Example query result: Bitcoin's value plummeted from nearly $69,000 in November 2021 to under $30,000 by mid-2023—a 57% drop. Meanwhile, the S&P 500 grew steadily, gaining ~18% over the same period.

The Ramsey Roadmap for Investors

Ramsey's advice remains clear:
1. Pay Off Debt First: Crypto isn't for those drowning in loans.
2. Build an Emergency Fund: $3–6 months of expenses provide a safety net.
3. Focus on Proven Assets: Allocate 15% of income to low-risk growth stock mutual funds (e.g., VOO or SPY), which have historically outperformed crypto.
4. Avoid High-Pressure Schemes: If someone insists on urgency or secrecy, walk away.

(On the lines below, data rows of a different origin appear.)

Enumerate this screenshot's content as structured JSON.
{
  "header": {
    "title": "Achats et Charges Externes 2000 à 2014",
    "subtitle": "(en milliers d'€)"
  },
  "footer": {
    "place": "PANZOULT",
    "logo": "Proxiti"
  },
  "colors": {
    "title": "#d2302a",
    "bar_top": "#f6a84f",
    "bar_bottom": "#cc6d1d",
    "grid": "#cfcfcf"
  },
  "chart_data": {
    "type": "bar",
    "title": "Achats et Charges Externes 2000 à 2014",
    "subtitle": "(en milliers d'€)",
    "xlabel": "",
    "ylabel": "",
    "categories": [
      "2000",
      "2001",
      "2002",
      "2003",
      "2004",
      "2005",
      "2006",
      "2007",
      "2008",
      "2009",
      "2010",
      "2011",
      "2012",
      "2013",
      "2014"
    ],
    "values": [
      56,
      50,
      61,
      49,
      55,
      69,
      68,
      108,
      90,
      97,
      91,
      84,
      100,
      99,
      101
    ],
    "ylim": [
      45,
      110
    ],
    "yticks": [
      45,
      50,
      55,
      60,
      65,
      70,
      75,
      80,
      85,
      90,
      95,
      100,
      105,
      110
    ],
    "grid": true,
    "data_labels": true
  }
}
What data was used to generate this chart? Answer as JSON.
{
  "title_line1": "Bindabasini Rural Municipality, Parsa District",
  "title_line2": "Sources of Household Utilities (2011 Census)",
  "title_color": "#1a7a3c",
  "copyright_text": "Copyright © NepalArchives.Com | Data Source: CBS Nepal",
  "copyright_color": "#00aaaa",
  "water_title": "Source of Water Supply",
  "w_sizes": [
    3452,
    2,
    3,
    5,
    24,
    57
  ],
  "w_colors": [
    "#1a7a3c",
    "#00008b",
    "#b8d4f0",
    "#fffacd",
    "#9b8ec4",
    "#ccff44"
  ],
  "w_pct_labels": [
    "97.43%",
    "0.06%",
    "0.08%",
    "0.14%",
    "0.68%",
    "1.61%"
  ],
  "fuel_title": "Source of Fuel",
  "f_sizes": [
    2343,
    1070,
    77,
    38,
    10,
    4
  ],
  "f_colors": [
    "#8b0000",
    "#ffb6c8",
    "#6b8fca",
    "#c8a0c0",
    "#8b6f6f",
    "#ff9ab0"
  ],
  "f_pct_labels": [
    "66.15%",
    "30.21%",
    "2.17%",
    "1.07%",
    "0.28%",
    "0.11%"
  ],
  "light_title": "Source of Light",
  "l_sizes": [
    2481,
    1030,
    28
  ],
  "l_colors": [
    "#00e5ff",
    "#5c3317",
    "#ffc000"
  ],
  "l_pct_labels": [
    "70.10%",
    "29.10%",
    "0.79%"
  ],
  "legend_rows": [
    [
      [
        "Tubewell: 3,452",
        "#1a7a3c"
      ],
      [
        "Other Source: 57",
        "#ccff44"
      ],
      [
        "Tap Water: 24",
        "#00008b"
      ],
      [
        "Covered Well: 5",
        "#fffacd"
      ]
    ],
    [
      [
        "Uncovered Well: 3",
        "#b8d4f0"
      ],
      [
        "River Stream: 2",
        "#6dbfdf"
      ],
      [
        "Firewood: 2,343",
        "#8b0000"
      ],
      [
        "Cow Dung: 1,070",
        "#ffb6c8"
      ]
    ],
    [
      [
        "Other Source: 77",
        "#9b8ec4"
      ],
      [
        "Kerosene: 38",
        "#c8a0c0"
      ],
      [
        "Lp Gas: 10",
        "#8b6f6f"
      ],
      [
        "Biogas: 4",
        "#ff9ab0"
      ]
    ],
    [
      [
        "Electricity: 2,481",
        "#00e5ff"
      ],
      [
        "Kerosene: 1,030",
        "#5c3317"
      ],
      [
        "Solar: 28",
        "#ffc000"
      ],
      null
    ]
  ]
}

Final Take: Prioritize Stability Over Speculation

The Shelby case and Ramsey's warnings converge on one truth: crypto's risks far outweigh its rewards for most investors. While innovation in blockchain may have merit, the average individual's path to wealth lies in discipline, diversification, and avoiding manipulative traps.

As Ramsey puts it: “Don't let a scammer—or a 'romance'—convince you to bet your future on a gamble.” Stick to strategies that work, and let others chase the next crypto “moon.”

Investment takeaway: For 2025, allocate funds to broad-market index funds (e.g., VTI, IWV) and avoid crypto unless you can afford to lose every dollar. Protect your relationships—and your wallet.